The DC Comics Guide to Creating Comics

The DC Comics Guide to Creating Comics

I was a bit snarky about this title when it was announced, mentioning how there were previous books in this line covering the individual aspects of corporate comic book production (as well as a book on creating digitally). However, I realized that some of those books are more than a decade old, so it’s probably a good idea to bring out a more current volume.

Then I read The DC Comics Guide to Creating Comics, and I realized that what this volume aims to do is completely different from the previous titles (which are referenced and recommended in this one). Instead of “how to” advice, it’s more about “why”, and I found it a highly educational read, full of good observations about comic construction and structural techniques. There is a ton of really solid information in this book, including the basis of a shared vocabulary (taken in equal parts from Understanding Comics and film phrasing). If more creators followed the advice given here, we wouldn’t have some of the confusing-to-read superhero comics we do. As a critic, the concepts help me better understand when something is well- (or poorly) constructed and why.

The DC Comics Guide to Creating Comics

The art samples focus on today’s Jim Lee-influenced action poses and modern character designs, including the tendency to aim them out of the page directly at the reader, as shown on the cover. Lee also provides a foreword praising author Carl Potts as his “mentor and art guru”. It’s nice to see that the internal art examples are credited, although most of them say “composed using art assets from DC Comics Style Guides”, which isn’t really informative. They demonstrate the points, but they’re basically clip art. That’s possibly because you don’t want to put a known artist’s name on examples of “what not to do”, and the assets allow for manipulation for comparison purposes.

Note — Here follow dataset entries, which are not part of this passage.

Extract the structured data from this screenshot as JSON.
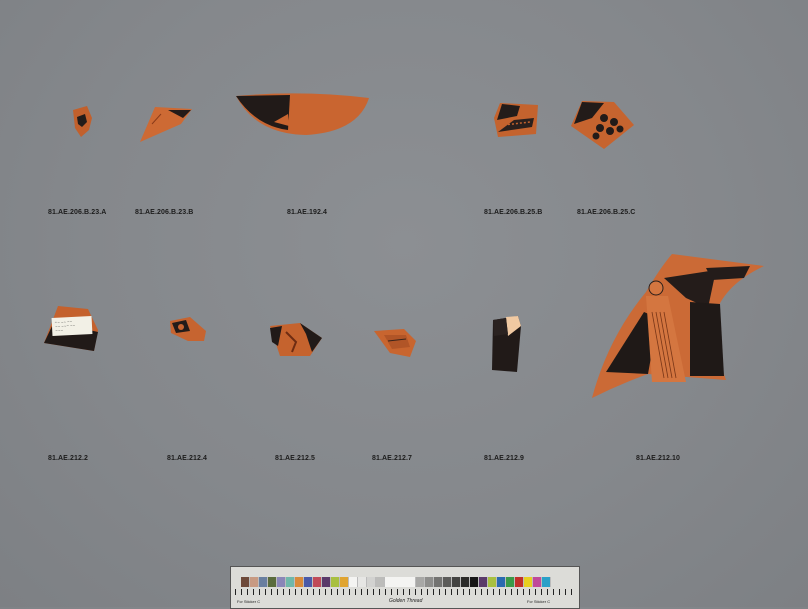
{
  "specimens": [
    {
      "id": "a",
      "label": "81.AE.206.B.23.A"
    },
    {
      "id": "b",
      "label": "81.AE.206.B.23.B"
    },
    {
      "id": "c",
      "label": "81.AE.192.4"
    },
    {
      "id": "d",
      "label": "81.AE.206.B.25.B"
    },
    {
      "id": "e",
      "label": "81.AE.206.B.25.C"
    },
    {
      "id": "f",
      "label": "81.AE.212.2"
    },
    {
      "id": "g",
      "label": "81.AE.212.4"
    },
    {
      "id": "h",
      "label": "81.AE.212.5"
    },
    {
      "id": "i",
      "label": "81.AE.212.7"
    },
    {
      "id": "j",
      "label": "81.AE.212.9"
    },
    {
      "id": "k",
      "label": "81.AE.212.10"
    }
  ],
  "colors": {
    "background": "#85888c",
    "terracotta": "#c9652f",
    "black_glaze": "#1e1a19"
  },
  "color_bar": {
    "brand": "Golden Thread",
    "left_text": "Fcr Sticker C",
    "right_text": "Fcr Sticker C"
  }
}
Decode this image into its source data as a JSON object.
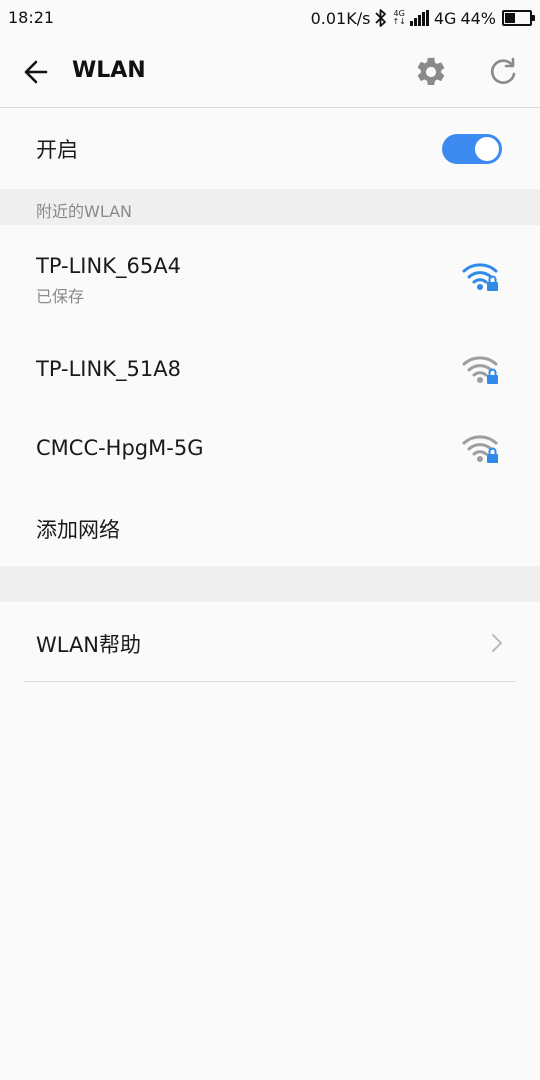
{
  "status_bar": {
    "time": "18:21",
    "speed": "0.01K/s",
    "network_small_top": "4G",
    "network_small_bottom": "↑↓",
    "network_type": "4G",
    "battery": "44%",
    "battery_level": 0.44
  },
  "toolbar": {
    "title": "WLAN"
  },
  "wlan_toggle": {
    "label": "开启",
    "on": true
  },
  "nearby_header": "附近的WLAN",
  "networks": [
    {
      "ssid": "TP-LINK_65A4",
      "status": "已保存",
      "signal_color": "#2f8ae8",
      "secured": true
    },
    {
      "ssid": "TP-LINK_51A8",
      "status": "",
      "signal_color": "#9e9e9e",
      "secured": true
    },
    {
      "ssid": "CMCC-HpgM-5G",
      "status": "",
      "signal_color": "#9e9e9e",
      "secured": true
    }
  ],
  "add_network": "添加网络",
  "help": "WLAN帮助",
  "colors": {
    "accent": "#3d8bf0",
    "lock": "#2f8ae8"
  }
}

Potts’ introduction explains a bit of his background (a good choice — it’s tough to take instruction from someone without knowing their bona fides) and sets out some educational aims, to teach readers how to “tell clear, compelling, and entertaining comic book and graphic novel stories, communicate effectively with their collaborators, think their way out of creative problems when instinct fails, and see new ways of approaching visual storytelling scenarios”. Those are good goals, although subtly reinforcing that this is a book most aimed at someone working within a corporate structure designed to publish action-oriented comics. Lots of people dream about that, instead of telling their own, more personal stories, of course. I do like his emphasis on sequential visual storytelling as a craft, as captured in the book’s subtitle, “Inside the Art of Visual Storytelling”, even as I found the separation of the roles of writer and artist in the text a reminder of the assembly-line job division.

There’s a lot of philosophy in the early pages, providing a theoretical basis for Potts’ concepts. Readers may find this kind of analysis eye-opening and thought-provoking, particularly if they’ve only previously read craft-oriented “how to” books. My favorite pages were those where Potts took recent art pages and captioned them with his observations, since he gleans a lot from the images.

Hugely helpful for young artists is the last section of the book, in which three artists — Whilce Portacio, Bill Reinhold, and Phil Jimenez — each take the same three-page Batman plot and break it down, providing comments about the choices they made. These glimpses inside the artists’ heads are incredibly helpful, as though briefly apprenticing with them. Potts concludes the section, and the book, by providing his own breakdowns and analysis. (The publisher provided a review copy.)